As for what other people think, this is a good time to exercise your IDGAF attitude as a self-defense mechanism. People will judge, people will talk, and that’s probably because they’re boring and have nothing better to do. But you do! You’re on a path to self-discovery, and no one can fuck with that! Try and enjoy the bizarro journey.

Song Recommendation: “Heart of Gold” by Neil Young

I recently met a woman who I think would make a good new friend. We are both in relationships, though, and I know you have been less than enthusiastic in past posts about forming friendships in these situations. Still, I find myself more drawn to the company of women and have had many platonic opposite-sex relationships, even with people who are crush-worthy. How do I let the woman in question know my intentions? I sense her aloofness and wonder if I’m sending mixed signals unintentionally. Maybe she just doesn’t think I am friend material? Help!

Hi! Many thoughts come to mind. I think it’s hard to make new friends, especially after a certain age, because it’s natural that some people reach their friend capacity. (Granted, I have no idea how old you are, I’m just saying…)

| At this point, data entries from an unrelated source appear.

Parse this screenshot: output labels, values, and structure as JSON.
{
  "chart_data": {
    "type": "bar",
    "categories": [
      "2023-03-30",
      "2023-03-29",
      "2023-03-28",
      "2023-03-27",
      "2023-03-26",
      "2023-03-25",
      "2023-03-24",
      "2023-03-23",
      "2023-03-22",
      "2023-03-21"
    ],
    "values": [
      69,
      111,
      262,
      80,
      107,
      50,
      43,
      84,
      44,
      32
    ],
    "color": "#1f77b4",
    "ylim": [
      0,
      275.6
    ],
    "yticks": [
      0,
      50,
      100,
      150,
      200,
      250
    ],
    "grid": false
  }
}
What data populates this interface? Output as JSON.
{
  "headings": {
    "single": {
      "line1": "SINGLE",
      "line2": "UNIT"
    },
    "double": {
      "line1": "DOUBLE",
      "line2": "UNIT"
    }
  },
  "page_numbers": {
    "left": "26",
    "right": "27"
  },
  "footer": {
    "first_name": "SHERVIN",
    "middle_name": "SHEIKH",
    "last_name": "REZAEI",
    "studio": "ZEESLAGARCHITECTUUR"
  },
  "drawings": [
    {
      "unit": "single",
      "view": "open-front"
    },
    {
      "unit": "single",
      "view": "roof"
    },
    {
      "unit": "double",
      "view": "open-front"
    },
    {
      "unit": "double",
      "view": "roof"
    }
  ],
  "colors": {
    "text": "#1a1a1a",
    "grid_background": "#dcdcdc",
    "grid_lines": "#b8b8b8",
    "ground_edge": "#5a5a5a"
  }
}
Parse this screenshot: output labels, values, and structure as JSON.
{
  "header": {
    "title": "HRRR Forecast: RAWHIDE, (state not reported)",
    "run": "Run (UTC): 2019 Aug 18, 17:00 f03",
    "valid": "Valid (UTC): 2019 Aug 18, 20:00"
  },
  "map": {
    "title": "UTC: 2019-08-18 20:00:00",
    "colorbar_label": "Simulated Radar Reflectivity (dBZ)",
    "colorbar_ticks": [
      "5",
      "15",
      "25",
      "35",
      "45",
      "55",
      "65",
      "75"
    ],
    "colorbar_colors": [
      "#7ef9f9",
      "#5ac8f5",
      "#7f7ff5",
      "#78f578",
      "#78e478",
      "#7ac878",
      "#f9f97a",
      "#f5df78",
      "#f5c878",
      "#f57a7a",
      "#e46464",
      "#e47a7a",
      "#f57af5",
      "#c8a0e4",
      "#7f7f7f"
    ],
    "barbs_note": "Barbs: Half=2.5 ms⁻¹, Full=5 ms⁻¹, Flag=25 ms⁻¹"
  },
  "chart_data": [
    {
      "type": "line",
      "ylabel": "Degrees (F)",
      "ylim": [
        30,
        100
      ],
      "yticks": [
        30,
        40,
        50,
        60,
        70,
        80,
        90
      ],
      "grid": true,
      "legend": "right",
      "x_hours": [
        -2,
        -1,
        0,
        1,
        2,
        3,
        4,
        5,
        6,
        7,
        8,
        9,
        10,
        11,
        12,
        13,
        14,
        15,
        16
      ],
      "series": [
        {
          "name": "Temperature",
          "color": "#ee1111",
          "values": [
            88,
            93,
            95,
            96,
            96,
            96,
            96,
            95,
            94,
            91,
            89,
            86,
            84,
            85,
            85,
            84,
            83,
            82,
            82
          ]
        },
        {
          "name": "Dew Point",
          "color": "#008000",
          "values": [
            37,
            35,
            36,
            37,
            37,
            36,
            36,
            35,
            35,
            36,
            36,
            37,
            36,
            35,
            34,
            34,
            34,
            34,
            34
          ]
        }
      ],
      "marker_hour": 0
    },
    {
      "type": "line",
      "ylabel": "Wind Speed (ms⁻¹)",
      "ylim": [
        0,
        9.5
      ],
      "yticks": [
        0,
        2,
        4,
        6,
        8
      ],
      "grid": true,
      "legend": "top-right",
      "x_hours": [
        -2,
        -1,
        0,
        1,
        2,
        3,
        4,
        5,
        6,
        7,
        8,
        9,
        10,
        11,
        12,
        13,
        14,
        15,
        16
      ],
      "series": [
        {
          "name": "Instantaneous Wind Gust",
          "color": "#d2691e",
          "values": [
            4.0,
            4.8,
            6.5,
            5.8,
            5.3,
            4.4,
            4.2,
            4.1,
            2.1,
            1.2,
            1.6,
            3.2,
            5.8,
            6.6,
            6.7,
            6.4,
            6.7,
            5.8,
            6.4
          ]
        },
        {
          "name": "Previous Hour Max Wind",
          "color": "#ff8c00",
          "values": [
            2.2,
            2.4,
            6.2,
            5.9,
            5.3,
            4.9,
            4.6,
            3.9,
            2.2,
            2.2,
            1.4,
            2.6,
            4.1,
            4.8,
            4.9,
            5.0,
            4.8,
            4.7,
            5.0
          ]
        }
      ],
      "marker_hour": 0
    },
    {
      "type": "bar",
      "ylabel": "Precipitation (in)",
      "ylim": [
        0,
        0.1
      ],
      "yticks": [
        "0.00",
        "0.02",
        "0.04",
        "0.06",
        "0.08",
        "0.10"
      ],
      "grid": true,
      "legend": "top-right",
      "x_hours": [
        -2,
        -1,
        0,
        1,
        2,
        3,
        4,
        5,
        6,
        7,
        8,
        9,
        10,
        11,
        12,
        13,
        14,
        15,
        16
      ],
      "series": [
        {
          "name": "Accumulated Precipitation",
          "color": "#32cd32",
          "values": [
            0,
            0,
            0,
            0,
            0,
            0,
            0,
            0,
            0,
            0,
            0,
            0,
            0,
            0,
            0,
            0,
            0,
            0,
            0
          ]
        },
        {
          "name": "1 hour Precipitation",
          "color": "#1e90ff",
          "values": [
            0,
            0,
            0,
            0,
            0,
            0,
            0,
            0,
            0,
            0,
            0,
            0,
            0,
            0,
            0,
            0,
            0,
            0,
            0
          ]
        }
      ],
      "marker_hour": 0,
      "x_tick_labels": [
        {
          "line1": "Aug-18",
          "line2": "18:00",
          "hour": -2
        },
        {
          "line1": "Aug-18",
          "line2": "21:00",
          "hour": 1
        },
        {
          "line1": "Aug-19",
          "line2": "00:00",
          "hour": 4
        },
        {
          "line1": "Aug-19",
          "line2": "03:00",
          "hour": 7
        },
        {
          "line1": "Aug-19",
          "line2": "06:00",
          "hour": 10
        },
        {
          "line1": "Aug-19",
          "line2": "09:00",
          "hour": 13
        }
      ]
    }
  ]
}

Secondly, committed relationships take up tons of time! Why isn’t yours taking up your time?

My guess is this person works hard, has a hobby or something, and has a ton of friends already. There are only so many hours in a day—don’t take it to heart! She is probably spending her time doing the thing that made her awesome, which made you like her in the first place. In the meantime, you have your special so-and-so to worry about. TBH, I have a hunch that is the real issue at hand. Good luck!